Sar. There's also the one where you approach a pretty girl and ask HER for a quarter. When she asks you why you answer with: "I gotta call my momma and tell her I just found the girl of my dreams." ;)

Steff. That's a really good idea you have there with the cans and bottles. However, I can't help but wonder if they'd spend it still on smack.

I think ultimately the best thing you can do is donate your time and help out in a shelter or something. But who the hell has time to do that? I don't even have time to blog nowadays!

WordWhiz said...

As much as I hate the thought of delaying the publication of part two of "Non-Negotiable", I just tagged you. You're now, officially, "IT"!

(ha..ha..ha...)

Kirsi Marcus said...

OK heres my question. Are there any legitimate beggars. People who arent lying to you. Because I always end up believeing them and Im sure fueling their addictions. When they approach you Hermes, there really looking for me. Feel free to tell them so.

Hermes said...

Wordwhiz. I'm deep in the creative shit right now working on Non-Negotiable pt 2, but I PROMISE I will provide my list shortly thereafter. My word is my bond.

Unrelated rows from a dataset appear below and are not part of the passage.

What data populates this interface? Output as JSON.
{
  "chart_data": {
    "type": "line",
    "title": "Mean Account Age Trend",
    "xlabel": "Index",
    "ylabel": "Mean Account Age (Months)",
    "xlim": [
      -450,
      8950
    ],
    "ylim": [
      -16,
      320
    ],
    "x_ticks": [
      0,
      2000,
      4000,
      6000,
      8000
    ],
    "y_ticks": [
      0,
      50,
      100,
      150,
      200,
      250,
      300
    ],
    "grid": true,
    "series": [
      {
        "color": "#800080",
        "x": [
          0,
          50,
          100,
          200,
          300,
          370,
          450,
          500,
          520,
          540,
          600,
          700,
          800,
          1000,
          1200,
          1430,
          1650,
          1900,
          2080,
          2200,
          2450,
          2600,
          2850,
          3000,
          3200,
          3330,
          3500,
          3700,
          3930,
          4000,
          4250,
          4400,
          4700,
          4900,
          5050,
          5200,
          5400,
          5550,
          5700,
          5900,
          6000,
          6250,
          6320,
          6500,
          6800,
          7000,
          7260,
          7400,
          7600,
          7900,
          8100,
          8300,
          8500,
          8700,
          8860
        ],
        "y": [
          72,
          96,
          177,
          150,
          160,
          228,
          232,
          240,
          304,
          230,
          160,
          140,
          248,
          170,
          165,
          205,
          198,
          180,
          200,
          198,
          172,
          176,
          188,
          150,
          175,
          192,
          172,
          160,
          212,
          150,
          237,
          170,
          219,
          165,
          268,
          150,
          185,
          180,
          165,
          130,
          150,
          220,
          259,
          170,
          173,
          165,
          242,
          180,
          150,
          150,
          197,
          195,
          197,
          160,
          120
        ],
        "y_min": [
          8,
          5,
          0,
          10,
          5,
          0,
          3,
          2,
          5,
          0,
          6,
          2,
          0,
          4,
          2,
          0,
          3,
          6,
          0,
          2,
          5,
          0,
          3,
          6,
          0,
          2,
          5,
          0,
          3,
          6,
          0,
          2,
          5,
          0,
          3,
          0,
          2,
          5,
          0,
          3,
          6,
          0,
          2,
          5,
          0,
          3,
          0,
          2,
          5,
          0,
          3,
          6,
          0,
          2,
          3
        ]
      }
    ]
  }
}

Kirsi. I don't know if there are legitimate ones...but the ones that ask for food usually get something out of me. I'll buy homeless people sandwiches or what not. I don't like giving money though.

Sar. Oh come on! Do you think I'd ever use a line as cheezy as that?

I've always leaned toward the one where I check the tag on your shirt then say: "As I thought...made in heaven." That's classier and you know what? I'm a classy guy.

WordWhiz said...

Hermes: I trust your word and anxiously await part 2. I'd prefer to see that first. Take your time.